- Developer: Mindcraft Software, Inc.
- Publishers: Mindcraft Software, Inc.
- Engine: Magic Candle III engine
- Platform: MS-DOS
- Release: 1993
- Genre: Role-playing video game
- Mode: Single-player

= Bloodstone: An Epic Dwarven Tale =

1993 video game

Bloodstone is a 1993 high fantasy role-playing video game developed and published by Mindcraft Software. The game is a prequel to The Magic Candle series and uses the Magic Candle III engine.

==Plot summary==
The game begins with a cut scene of the main character's clan being attacked by the vicious Taldor (default name "Danat" if male, or "Danta" if female). Then the players choose three members for the party and the game begins.

The Taldor are goblin-like creatures who seem to be cursed with violent bloodlust. The main objective of the game is to retrieve Khamalkhad and join the warring tribes of the North and South.

The game employs an interesting pantheon of gods. The player can go to the resting points of the sleeping gods and receive a permanent skill increase by whispering a prayer to them. The game employs creatures like the Tlengle (Lizardfolk), Humans, Dwarves, Talador, Wizards, and Amazons. Magic is done in an odd way; the amount of a specific spell numbers one to ninety-nine. As the player casts a spell they use up one "use" when they run out of uses they either forget the spell or buy a totem, to learn the specific spell by assigning the character to study the magic.

==Reception==
Computer Gaming Worlds Scorpia in 1993 stated that Bloodstone had "some minor flaws that, but all together, a seriously distracting experience". She concluded that the game was "a thorough enjoyment ... that dedicated Magic Candle fans" would also want to play.

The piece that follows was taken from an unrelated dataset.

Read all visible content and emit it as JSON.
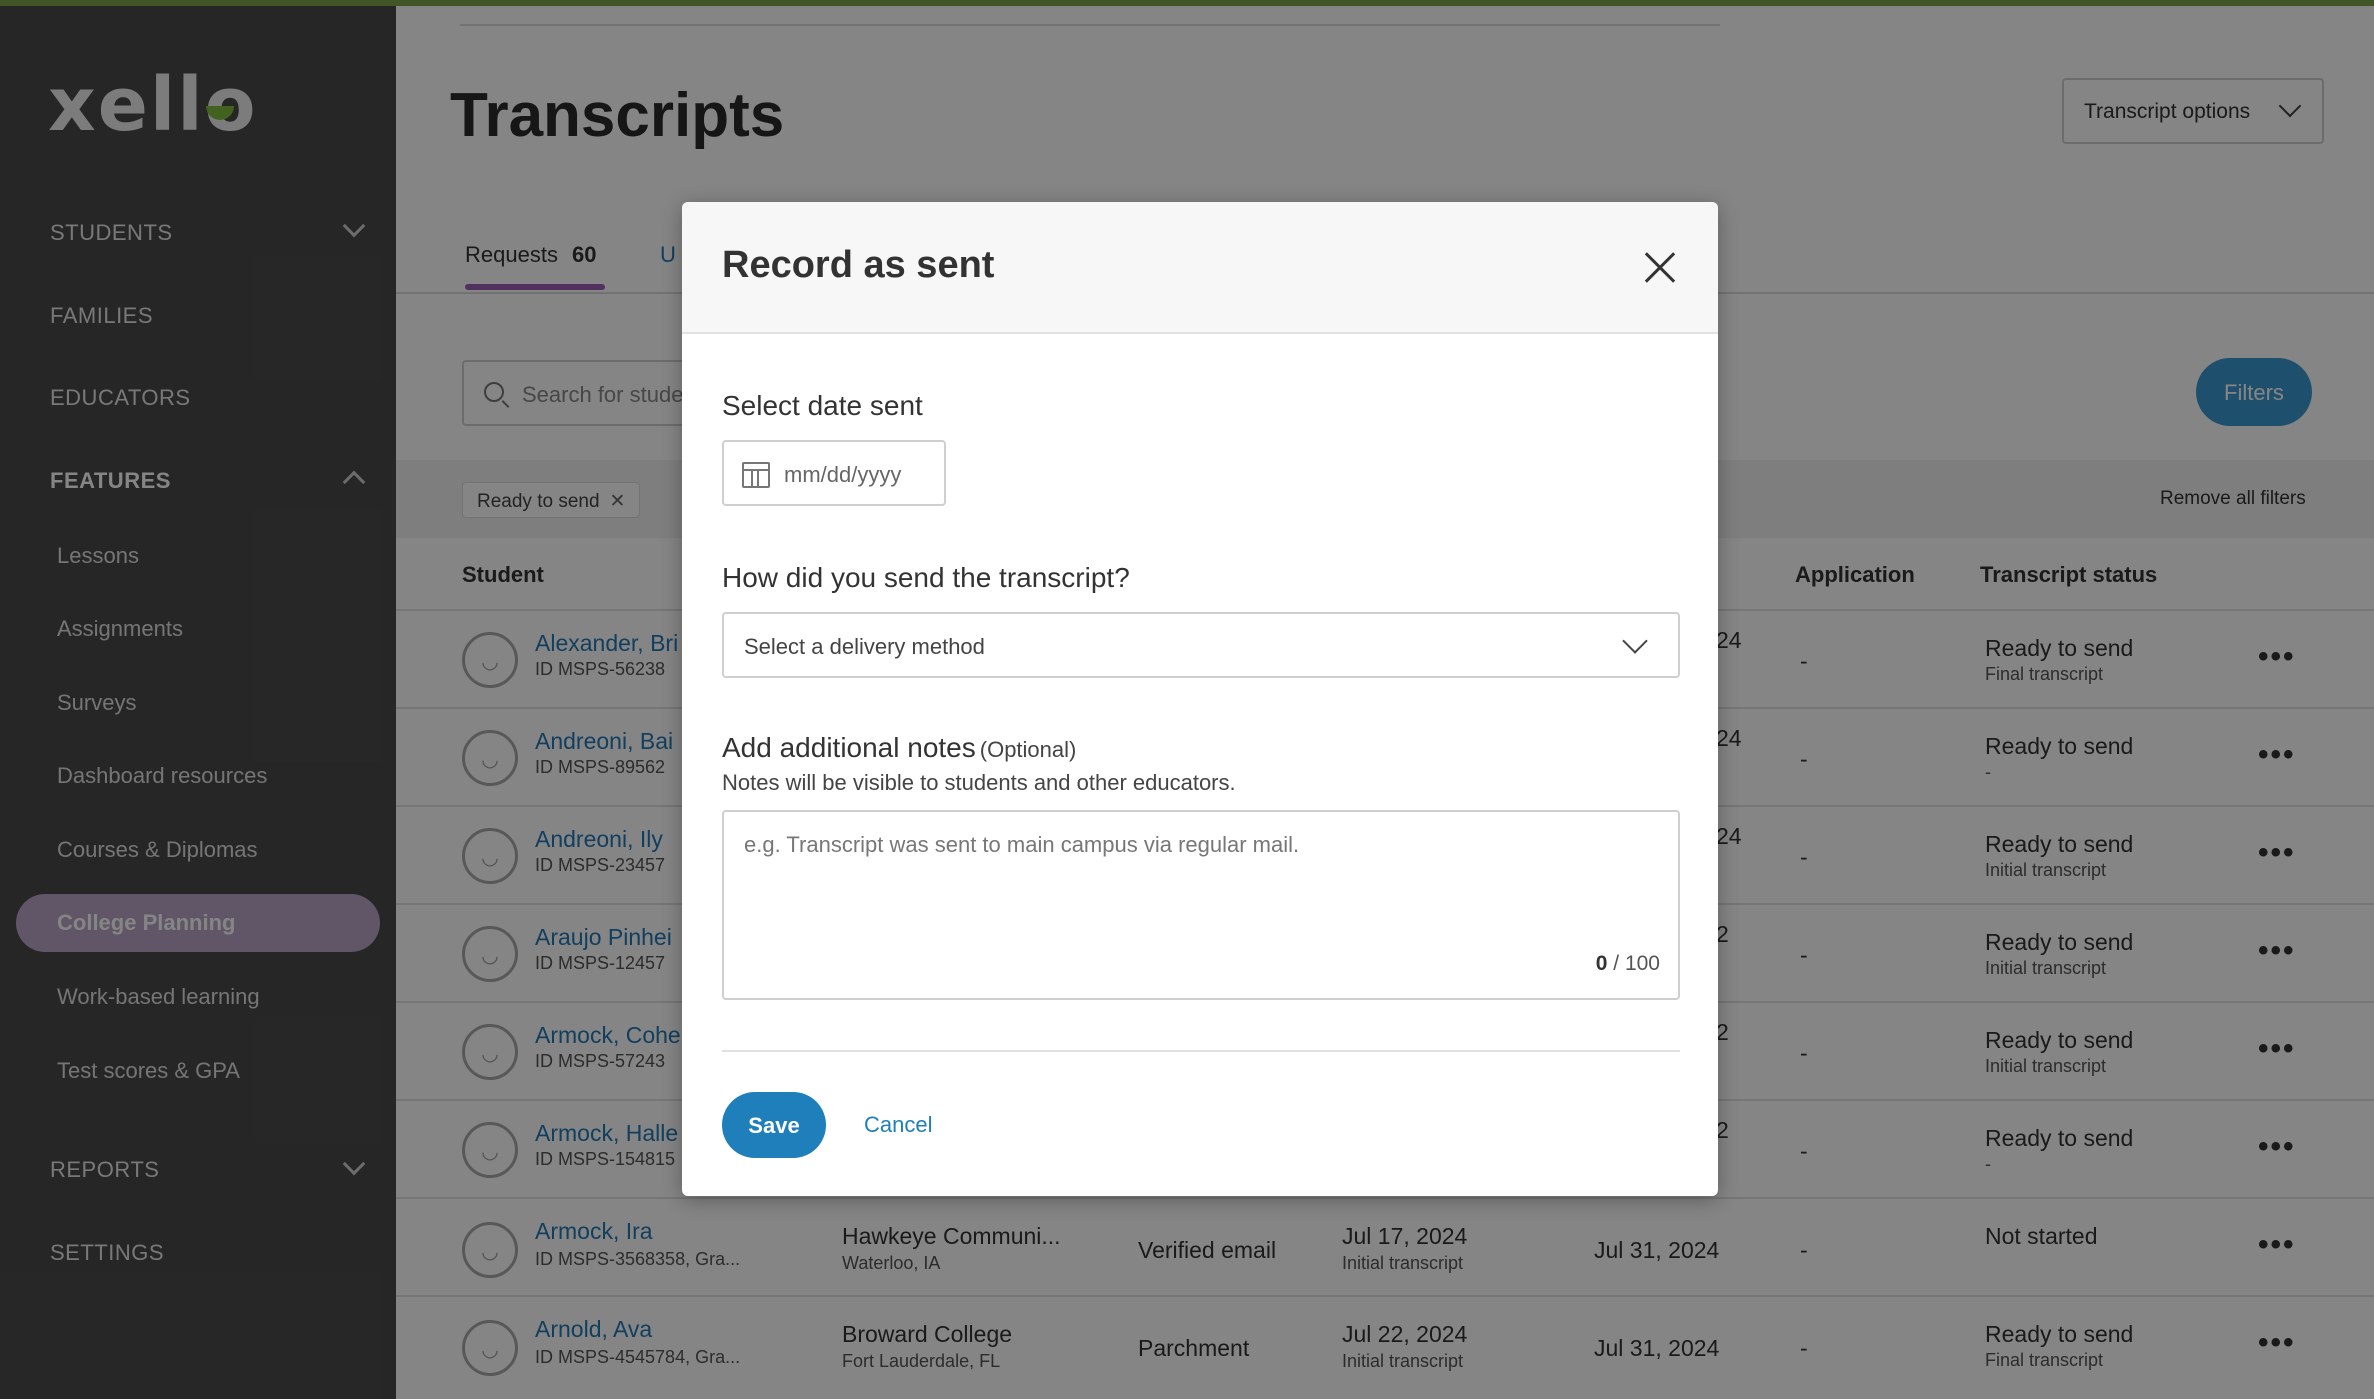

James Trunzo reviewed Bloodstone in White Wolf #39 (1994), giving it a final evaluation of "Good" and stated that "Bloodstone pays attention to many roleplaying qualities ignored by other games. Don't try to cross a desert in furs or brave icy mountain peaks without them unless you want to die. Training, employment and other real-life aspects make Bloodstone more than just a hack and slay product."